Although it may seem like a linear path forward, it is at the same time a continual circling back and returning home to who we are deep within: our truth and our union with all there is. Our practice, whether it be the physical asana or otherwise, is meant to put us up against our greatest challenges. Doubt. Fear. Insecurity. Boredom. Anger. Sadness. Frustration….to name a few.

In a recent weekend of teacher training, we contemplated the sentiment that “It’s the work you do in the dark that keeps you in the light.” We talk about the Dark and the Light all the time, but suddenly this idea was re-illuminated, another layer revealed as we circled back around.

Some days we just don’t feel like practicing. I can list 100 reasons why just today I haven’t yet sat quietly in meditation for my 11 minutes – one of them being I’m writing this blog instead. Sometimes, this resistance to practice is because we don’t want to be alone and quiet with ourselves, for fear of what we will find there. So each day brings a choice; an opportunity to commit to our practices regardless of the reasons we don’t want to or think we can’t. And let me be clear – sometimes the right and most beautiful choice is to skip your formal practice and to watch Netflix and pet your cat instead. And then to hold yourself in compassion and trust that you know exactly what you need.

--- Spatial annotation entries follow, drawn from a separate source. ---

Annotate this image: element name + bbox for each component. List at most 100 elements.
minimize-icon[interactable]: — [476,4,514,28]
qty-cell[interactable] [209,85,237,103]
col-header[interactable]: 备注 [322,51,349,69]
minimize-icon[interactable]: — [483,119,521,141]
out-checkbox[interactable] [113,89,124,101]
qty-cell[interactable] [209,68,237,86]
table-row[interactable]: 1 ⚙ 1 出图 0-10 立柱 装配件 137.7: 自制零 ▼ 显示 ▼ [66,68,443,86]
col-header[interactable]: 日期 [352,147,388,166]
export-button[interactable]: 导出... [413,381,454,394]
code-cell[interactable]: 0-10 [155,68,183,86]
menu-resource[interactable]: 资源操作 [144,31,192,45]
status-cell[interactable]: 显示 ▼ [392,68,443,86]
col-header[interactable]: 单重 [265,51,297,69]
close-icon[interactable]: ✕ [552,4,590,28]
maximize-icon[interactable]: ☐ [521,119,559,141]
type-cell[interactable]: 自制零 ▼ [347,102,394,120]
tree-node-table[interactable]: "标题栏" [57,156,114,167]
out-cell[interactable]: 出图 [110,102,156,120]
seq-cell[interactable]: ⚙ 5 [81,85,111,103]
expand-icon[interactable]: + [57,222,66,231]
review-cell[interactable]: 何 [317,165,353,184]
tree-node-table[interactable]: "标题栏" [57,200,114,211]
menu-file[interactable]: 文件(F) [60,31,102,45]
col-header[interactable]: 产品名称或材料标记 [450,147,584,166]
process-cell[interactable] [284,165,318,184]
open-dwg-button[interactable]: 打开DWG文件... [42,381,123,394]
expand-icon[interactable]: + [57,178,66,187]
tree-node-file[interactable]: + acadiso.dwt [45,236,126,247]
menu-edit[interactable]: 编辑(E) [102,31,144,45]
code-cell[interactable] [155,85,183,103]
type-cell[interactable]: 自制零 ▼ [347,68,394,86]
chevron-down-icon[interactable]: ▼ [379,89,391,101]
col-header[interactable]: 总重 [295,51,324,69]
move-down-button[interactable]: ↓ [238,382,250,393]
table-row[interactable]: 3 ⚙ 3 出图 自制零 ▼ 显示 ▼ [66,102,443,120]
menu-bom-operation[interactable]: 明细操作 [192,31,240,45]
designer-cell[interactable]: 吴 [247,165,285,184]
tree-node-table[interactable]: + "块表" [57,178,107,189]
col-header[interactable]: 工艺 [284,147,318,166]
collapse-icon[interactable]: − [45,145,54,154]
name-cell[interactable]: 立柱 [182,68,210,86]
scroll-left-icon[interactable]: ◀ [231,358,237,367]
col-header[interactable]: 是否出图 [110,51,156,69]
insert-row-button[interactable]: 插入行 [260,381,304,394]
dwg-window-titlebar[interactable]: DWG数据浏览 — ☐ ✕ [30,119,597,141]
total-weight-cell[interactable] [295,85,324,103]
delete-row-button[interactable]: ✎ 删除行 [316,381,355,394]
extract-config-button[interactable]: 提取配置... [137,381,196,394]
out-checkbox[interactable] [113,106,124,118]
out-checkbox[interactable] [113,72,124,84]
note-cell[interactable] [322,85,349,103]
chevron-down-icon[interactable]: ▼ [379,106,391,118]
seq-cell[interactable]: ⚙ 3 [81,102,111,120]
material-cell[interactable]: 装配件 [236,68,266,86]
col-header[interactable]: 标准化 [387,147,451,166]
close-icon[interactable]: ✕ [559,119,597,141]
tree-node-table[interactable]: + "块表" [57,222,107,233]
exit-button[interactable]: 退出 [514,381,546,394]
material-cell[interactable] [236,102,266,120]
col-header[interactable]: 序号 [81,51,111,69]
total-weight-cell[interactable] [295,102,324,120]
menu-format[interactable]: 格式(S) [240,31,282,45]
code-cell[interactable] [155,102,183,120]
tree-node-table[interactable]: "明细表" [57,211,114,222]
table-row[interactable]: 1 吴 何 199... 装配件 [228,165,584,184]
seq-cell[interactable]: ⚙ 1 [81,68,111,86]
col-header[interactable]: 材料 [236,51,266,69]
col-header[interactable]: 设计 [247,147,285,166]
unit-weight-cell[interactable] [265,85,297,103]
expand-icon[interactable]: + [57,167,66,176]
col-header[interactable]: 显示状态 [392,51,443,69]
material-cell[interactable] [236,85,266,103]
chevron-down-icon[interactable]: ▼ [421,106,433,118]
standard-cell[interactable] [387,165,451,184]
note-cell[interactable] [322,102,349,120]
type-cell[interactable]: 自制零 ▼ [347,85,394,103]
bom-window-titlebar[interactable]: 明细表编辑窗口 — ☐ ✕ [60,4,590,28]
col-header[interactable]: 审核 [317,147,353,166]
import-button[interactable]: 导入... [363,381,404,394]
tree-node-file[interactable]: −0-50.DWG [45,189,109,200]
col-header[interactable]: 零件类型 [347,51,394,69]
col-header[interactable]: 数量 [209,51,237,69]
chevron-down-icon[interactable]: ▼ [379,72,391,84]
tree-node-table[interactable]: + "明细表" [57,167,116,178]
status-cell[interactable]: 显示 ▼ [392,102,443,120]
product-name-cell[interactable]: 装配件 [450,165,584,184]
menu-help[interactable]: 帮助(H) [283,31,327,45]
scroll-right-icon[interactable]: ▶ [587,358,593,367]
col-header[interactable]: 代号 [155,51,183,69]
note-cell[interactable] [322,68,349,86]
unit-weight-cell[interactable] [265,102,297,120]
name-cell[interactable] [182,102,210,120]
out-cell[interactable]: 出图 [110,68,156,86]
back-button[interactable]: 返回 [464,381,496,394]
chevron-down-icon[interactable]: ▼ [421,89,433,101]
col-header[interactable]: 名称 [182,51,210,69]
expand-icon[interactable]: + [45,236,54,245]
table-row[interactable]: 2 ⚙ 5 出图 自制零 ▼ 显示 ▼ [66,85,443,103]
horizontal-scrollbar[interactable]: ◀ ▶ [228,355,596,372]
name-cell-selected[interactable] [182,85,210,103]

But some days, we’ll choose to sit on the cushion, to unroll the mat, or to drive ourselves to a class anyway. Something inside us will propel us to move through and choose to look these feelings in the face. And that requires incredible courage and discipline – known as Tapas in the Yogic tradition – the fire and drive in the belly that keeps us returning to our practice time and time again, even when we don’t want to. This Tapas is there for us within us, we just need to tap into to. The Sanskrit verb tap means to burn. (I wrote “tap into it” before noticing the connection. Coincidence? I think not.) Tapas burns through.

The resistances we face surrounding and during our practice may never dissolve away, but what we can do is learn to dance with them. To trust that we know when to look at them from across the room, when to lovingly hold their hand, and when to rock them in a firey tango until they’re on the ground panting and you’ve forgotten they were even there.

Our own personal experiences and relationships to darkness are our greatest teachers. Our gurus.

Without the darkness there would be no light.

The syllable gu means darkness, the syllable ru, he who dispels them, Because of the power to dispel darkness, the guru is thus named. — Advayataraka Upanishad, Verse 16[22][23]

Mantra: Ong Namo Guru Dev Namo I bow to the subtle divine wisdom, I bow to the divine teacher within.